When they neared the cantonment the dusk had deepened, and so he let the children draw ahead through the gate before he steered Catriona away, down along the long line of deep, shaded shadow against the enclave’s tall, bricked wall. He lifted her from the saddle, and she braced her hands against his shoulders as he set her down, sliding them slowly down his arms, as if she were as loath to stop touching him as he was to release her.

“Tanvir Singh.” She said his name, and he wanted nothing more in that moment than to tell her the truth, and ask her to call him Thomas. Just that once. Just so he might hear his own name on her lips when he kissed her for the first time.

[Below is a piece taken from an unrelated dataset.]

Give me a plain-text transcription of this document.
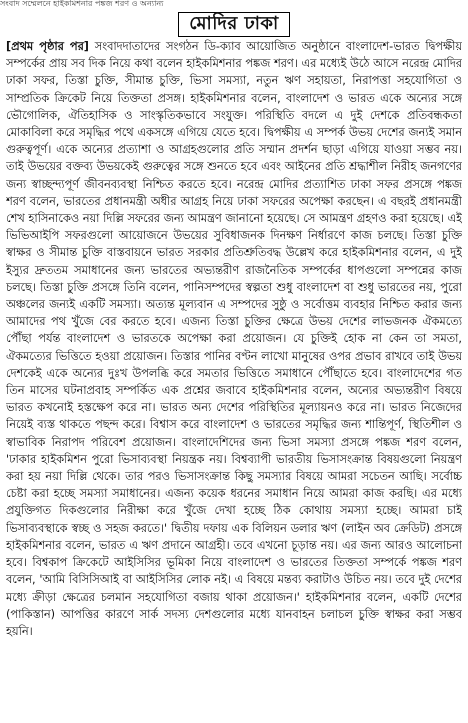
সংবাদ সম্মেলনে হাইকমিশনার পঙ্কজ শরণ ও অন্যান্য
মোদির ঢাকা

[প্রথম পৃষ্ঠার পর] সংবাদদাতাদের সংগঠন ডি-ক্যাব আয়োজিত অনুষ্ঠানে বাংলাদেশ-ভারত দ্বিপক্ষীয় সম্পর্কের প্রায় সব দিক নিয়ে কথা বলেন হাইকমিশনার পঙ্কজ শরণ। এর মধ্যেই উঠে আসে নরেন্দ্র মোদির ঢাকা সফর, তিস্তা চুক্তি, সীমান্ত চুক্তি, ভিসা সমস্যা, নতুন ঋণ সহায়তা, নিরাপত্তা সহযোগিতা ও সাম্প্রতিক ক্রিকেট নিয়ে তিক্ততা প্রসঙ্গ। হাইকমিশনার বলেন, বাংলাদেশ ও ভারত একে অন্যের সঙ্গে ভৌগোলিক, ঐতিহাসিক ও সাংস্কৃতিকভাবে সংযুক্ত। পরিস্থিতি বদলে এ দুই দেশকে প্রতিবন্ধকতা মোকাবিলা করে সমৃদ্ধির পথে একসঙ্গে এগিয়ে যেতে হবে। দ্বিপক্ষীয় এ সম্পর্ক উভয় দেশের জন্যই সমান গুরুত্বপূর্ণ। একে অন্যের প্রত্যাশা ও আগ্রহগুলোর প্রতি সম্মান প্রদর্শন ছাড়া এগিয়ে যাওয়া সম্ভব নয়। তাই উভয়ের বক্তব্য উভয়কেই গুরুত্বের সঙ্গে শুনতে হবে এবং আইনের প্রতি শ্রদ্ধাশীল নিরীহ জনগণের জন্য স্বাচ্ছন্দ্যপূর্ণ জীবনব্যবস্থা নিশ্চিত করতে হবে। নরেন্দ্র মোদির প্রত্যাশিত ঢাকা সফর প্রসঙ্গে পঙ্কজ শরণ বলেন, ভারতের প্রধানমন্ত্রী অধীর আগ্রহ নিয়ে ঢাকা সফরের অপেক্ষা করছেন। এ বছরই প্রধানমন্ত্রী শেখ হাসিনাকেও নয়া দিল্লি সফরের জন্য আমন্ত্রণ জানানো হয়েছে। সে আমন্ত্রণ গ্রহণও করা হয়েছে। এই ভিভিআইপি সফরগুলো আয়োজনে উভয়ের সুবিধাজনক দিনক্ষণ নির্ধারণে কাজ চলছে। তিস্তা চুক্তি স্বাক্ষর ও সীমান্ত চুক্তি বাস্তবায়নে ভারত সরকার প্রতিশ্রুতিবদ্ধ উল্লেখ করে হাইকমিশনার বলেন, এ দুই ইস্যুর দ্রুততম সমাধানের জন্য ভারতের অভ্যন্তরীণ রাজনৈতিক সম্পর্কের ধাপগুলো সম্পন্নের কাজ চলছে। তিস্তা চুক্তি প্রসঙ্গে তিনি বলেন, পানিসম্পদের স্বল্পতা শুধু বাংলাদেশ বা শুধু ভারতের নয়, পুরো অঞ্চলের জন্যই একটি সমস্যা। অত্যন্ত মূল্যবান এ সম্পদের সুষ্ঠু ও সর্বোত্তম ব্যবহার নিশ্চিত করার জন্য আমাদের পথ খুঁজে বের করতে হবে। এজন্য তিস্তা চুক্তির ক্ষেত্রে উভয় দেশের লাভজনক ঐকমত্যে পৌঁছা পর্যন্ত বাংলাদেশ ও ভারতকে অপেক্ষা করা প্রয়োজন। যে চুক্তিই হোক না কেন তা সমতা, ঐকমত্যের ভিত্তিতে হওয়া প্রয়োজন। তিস্তার পানির বণ্টন লাখো মানুষের ওপর প্রভাব রাখবে তাই উভয় দেশকেই একে অন্যের দুঃখ উপলব্ধি করে সমতার ভিত্তিতে সমাধানে পৌঁছাতে হবে। বাংলাদেশের গত তিন মাসের ঘটনাপ্রবাহ সম্পর্কিত এক প্রশ্নের জবাবে হাইকমিশনার বলেন, অন্যের অভ্যন্তরীণ বিষয়ে ভারত কখনোই হস্তক্ষেপ করে না। ভারত অন্য দেশের পরিস্থিতির মূল্যায়নও করে না। ভারত নিজেদের নিয়েই ব্যস্ত থাকতে পছন্দ করে। বিশ্বাস করে বাংলাদেশ ও ভারতের সমৃদ্ধির জন্য শান্তিপূর্ণ, স্থিতিশীল ও স্বাভাবিক নিরাপদ পরিবেশ প্রয়োজন। বাংলাদেশিদের জন্য ভিসা সমস্যা প্রসঙ্গে পঙ্কজ শরণ বলেন, 'ঢাকার হাইকমিশন পুরো ভিসাব্যবস্থা নিয়ন্ত্রক নয়। বিশ্বব্যাপী ভারতীয় ভিসাসংক্রান্ত বিষয়গুলো নিয়ন্ত্রণ করা হয় নয়া দিল্লি থেকে। তার পরও ভিসাসংক্রান্ত কিছু সমস্যার বিষয়ে আমরা সচেতন আছি। সর্বোচ্চ চেষ্টা করা হচ্ছে সমস্যা সমাধানের। এজন্য কয়েক ধরনের সমাধান নিয়ে আমরা কাজ করছি। এর মধ্যে প্রযুক্তিগত দিকগুলোর নিরীক্ষা করে খুঁজে দেখা হচ্ছে ঠিক কোথায় সমস্যা হচ্ছে। আমরা চাই ভিসাব্যবস্থাকে স্বচ্ছ ও সহজ করতে।' দ্বিতীয় দফায় এক বিলিয়ন ডলার ঋণ (লাইন অব ক্রেডিট) প্রসঙ্গে হাইকমিশনার বলেন, ভারত এ ঋণ প্রদানে আগ্রহী। তবে এখনো চূড়ান্ত নয়। এর জন্য আরও আলোচনা হবে। বিশ্বকাপ ক্রিকেটে আইসিসির ভূমিকা নিয়ে বাংলাদেশ ও ভারতের তিক্ততা সম্পর্কে পঙ্কজ শরণ বলেন, 'আমি বিসিসিআই বা আইসিসির লোক নই। এ বিষয়ে মন্তব্য করাটাও উচিত নয়। তবে দুই দেশের মধ্যে ক্রীড়া ক্ষেত্রের চলমান সহযোগিতা বজায় থাকা প্রয়োজন।' হাইকমিশনার বলেন, একটি দেশের (পাকিস্তান) আপত্তির কারণে সার্ক সদস্য দেশগুলোর মধ্যে যানবাহন চলাচল চুক্তি স্বাক্ষর করা সম্ভব হয়নি।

“It’s all so very strange. I feel—I want…” Her voice was a whisper of confused hope that trailed off into silence, unable to articulate the need that crackled between them like the frisson of heat from a lightning storm.

But he knew what she wanted from him, even if she did not.

“Yes.” That much he managed to say before the drunken mixture of lust—confined only by furious amounts of self-restraint—and relief had spilled into his blood like the spring rains swelling a river.

Because she looked up at him with the entirety of her open soul shining in her eyes like the pale gray moon, and he knew nothing was going to keep him from kissing her.

But she was young, and too trusting, and he had to be sure.

“Mem,” he began. And then he gave himself the gratification of saying her name—the pleasure of having the pomegranate taste of it on his lips. “Catriona. I am thy friend. So I will tell thee the truth, which is that I very, very much would like to kiss thee. And more, much, much more. But thou art … confused in thy feelings. And thou art forbidden to me.”